Aucun doute, cette Conchita Conchas en voulait à la vertu de l’austère M. Héberlauf, ex-pasteur protestant, ancien directeur de la Sûreté générale du royaume de Hesse-Weimar et pour le moment propriétaire d’une pension de famille.

— Ce que femme veut, insinua finement le comte de Massepiau.

— Soit, dit Denise, c’est entendu. Mais elles sont deux. La danseuse espagnole d’une part et, de l’autre, M meHéberlauf qui compte pour quelque chose.
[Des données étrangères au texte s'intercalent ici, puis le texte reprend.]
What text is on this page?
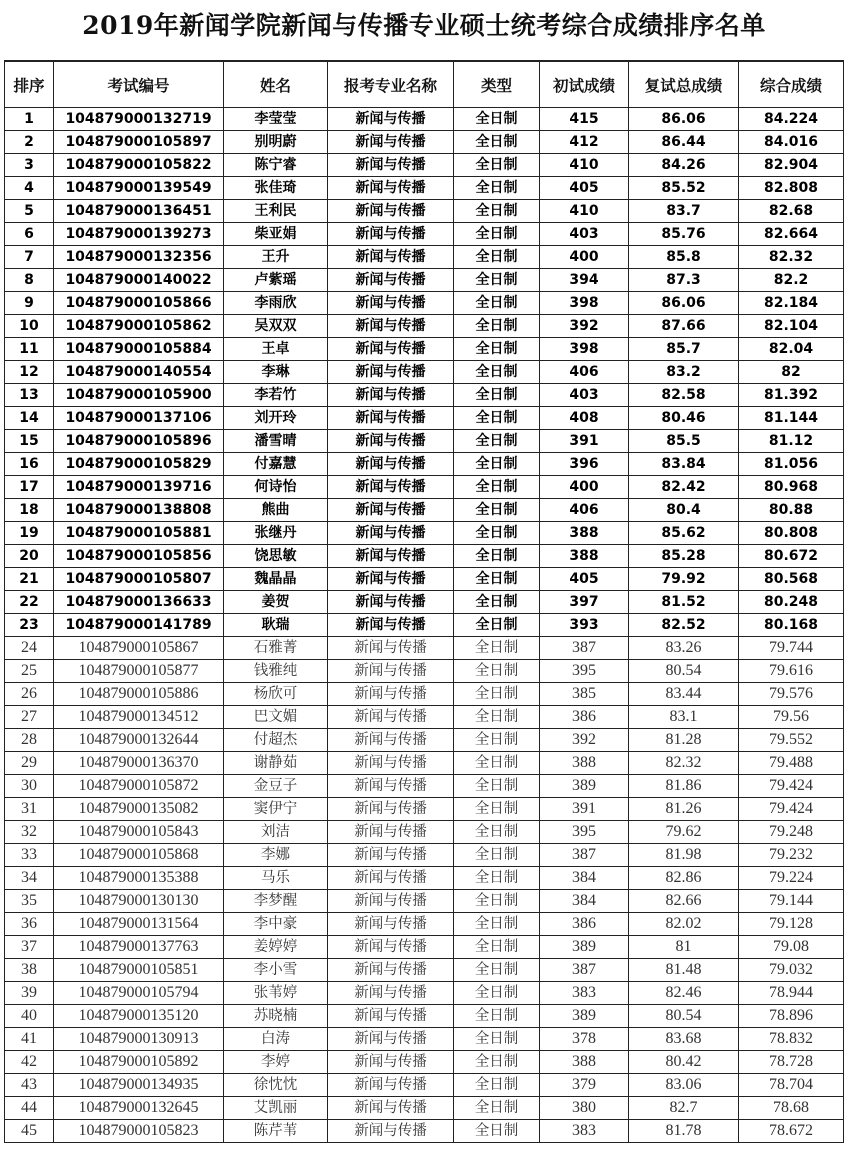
2019年新闻学院新闻与传播专业硕士统考综合成绩排序名单
排序	考试编号	姓名	报考专业名称	类型	初试成绩	复试总成绩	综合成绩
1	104879000132719	李莹莹	新闻与传播	全日制	415	86.06	84.224
2	104879000105897	别明蔚	新闻与传播	全日制	412	86.44	84.016
3	104879000105822	陈宁睿	新闻与传播	全日制	410	84.26	82.904
4	104879000139549	张佳琦	新闻与传播	全日制	405	85.52	82.808
5	104879000136451	王利民	新闻与传播	全日制	410	83.7	82.68
6	104879000139273	柴亚娟	新闻与传播	全日制	403	85.76	82.664
7	104879000132356	王升	新闻与传播	全日制	400	85.8	82.32
8	104879000140022	卢紫瑶	新闻与传播	全日制	394	87.3	82.2
9	104879000105866	李雨欣	新闻与传播	全日制	398	86.06	82.184
10	104879000105862	吴双双	新闻与传播	全日制	392	87.66	82.104
11	104879000105884	王卓	新闻与传播	全日制	398	85.7	82.04
12	104879000140554	李琳	新闻与传播	全日制	406	83.2	82
13	104879000105900	李若竹	新闻与传播	全日制	403	82.58	81.392
14	104879000137106	刘开玲	新闻与传播	全日制	408	80.46	81.144
15	104879000105896	潘雪晴	新闻与传播	全日制	391	85.5	81.12
16	104879000105829	付嘉慧	新闻与传播	全日制	396	83.84	81.056
17	104879000139716	何诗怡	新闻与传播	全日制	400	82.42	80.968
18	104879000138808	熊曲	新闻与传播	全日制	406	80.4	80.88
19	104879000105881	张继丹	新闻与传播	全日制	388	85.62	80.808
20	104879000105856	饶思敏	新闻与传播	全日制	388	85.28	80.672
21	104879000105807	魏晶晶	新闻与传播	全日制	405	79.92	80.568
22	104879000136633	姜贺	新闻与传播	全日制	397	81.52	80.248
23	104879000141789	耿瑞	新闻与传播	全日制	393	82.52	80.168
24	104879000105867	石雅菁	新闻与传播	全日制	387	83.26	79.744
25	104879000105877	钱雅纯	新闻与传播	全日制	395	80.54	79.616
26	104879000105886	杨欣可	新闻与传播	全日制	385	83.44	79.576
27	104879000134512	巴文媚	新闻与传播	全日制	386	83.1	79.56
28	104879000132644	付超杰	新闻与传播	全日制	392	81.28	79.552
29	104879000136370	谢静茹	新闻与传播	全日制	388	82.32	79.488
30	104879000105872	金豆子	新闻与传播	全日制	389	81.86	79.424
31	104879000135082	窦伊宁	新闻与传播	全日制	391	81.26	79.424
32	104879000105843	刘洁	新闻与传播	全日制	395	79.62	79.248
33	104879000105868	李娜	新闻与传播	全日制	387	81.98	79.232
34	104879000135388	马乐	新闻与传播	全日制	384	82.86	79.224
35	104879000130130	李梦醒	新闻与传播	全日制	384	82.66	79.144
36	104879000131564	李中豪	新闻与传播	全日制	386	82.02	79.128
37	104879000137763	姜婷婷	新闻与传播	全日制	389	81	79.08
38	104879000105851	李小雪	新闻与传播	全日制	387	81.48	79.032
39	104879000105794	张苇婷	新闻与传播	全日制	383	82.46	78.944
40	104879000135120	苏晓楠	新闻与传播	全日制	389	80.54	78.896
41	104879000130913	白涛	新闻与传播	全日制	378	83.68	78.832
42	104879000105892	李婷	新闻与传播	全日制	388	80.42	78.728
43	104879000134935	徐忱忱	新闻与传播	全日制	379	83.06	78.704
44	104879000132645	艾凯丽	新闻与传播	全日制	380	82.7	78.68
45	104879000105823	陈芹苇	新闻与传播	全日制	383	81.78	78.672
Norbert du Rand haussa les épaules :

— Entre une jolie femme, fit-il, et cette vieille bourgeoise, nul n’hésiterait.

— La bourgeoisie a du bon, répliqua le vieux Paraday-Paradou… Voyez plutôt, ajouta-t-il, cette accueillante personne qui a nom Isabelle de Guerray. Elle est courtisée par toute la jeunesse dorée de la Côte. On dit pourtant que ses amours secrètes vont à un brave homme sans doute, mais à un modeste employé du casino, un nommé Louis Meynan, attaché à la caisse du Cercle.

— Parbleu, interrompit le comte de Massepiau. Isabelle de Guerray veut faire une fin ; c’est un mari qu’elle cherche, un mari qui fermerait les yeux sur son passé. Voilà qui ne se trouve pas dans tous les mondes.

Ces propos, tenus devant Norbert du Rand dans le but de l’agacer, y réussissaient fort bien.

Encore qu’il voulût le dissimuler, le jeune homme éprouvait un vif dépit d’entendre parler de la sorte d’une femme qui, croyait-il, dans sa suffisance juvénile, lui faisait une cour assidue, ce dont il prétendait tout au moins tirer parti pour susciter la jalousie de la belle Denise dont il se croyait sincèrement amoureux.

Mais Denise, ce soir-là, était distraite.

Soudain, alors que Norbert lui posait une question, la jeune fille se leva sans répondre, laissant son interlocuteur complètement abasourdi.

La jeune fille avait distingué à travers les bosquets de verdure quelqu’un qui s’introduisait dans le parc.

— Comment allez-vous, mon cher Commandant ?

Le personnage qui se trouvait en face de la jeune fille n’était autre qu’Ivan Ivanovitch, l’officier russe commandant du superbe cuirassé Skobeleff, qui, depuis plusieurs jours déjà, stationnait en rade devant Monaco.

Ivan Ivanovitch répondit par une affectueuse poignée de main au salut cordial de la jeune fille. Il s’enquit aussitôt de la santé de cette dernière, avec cette galanterie et cette éducation parfaite qui sont le propre des officiers de marine de tous les pays.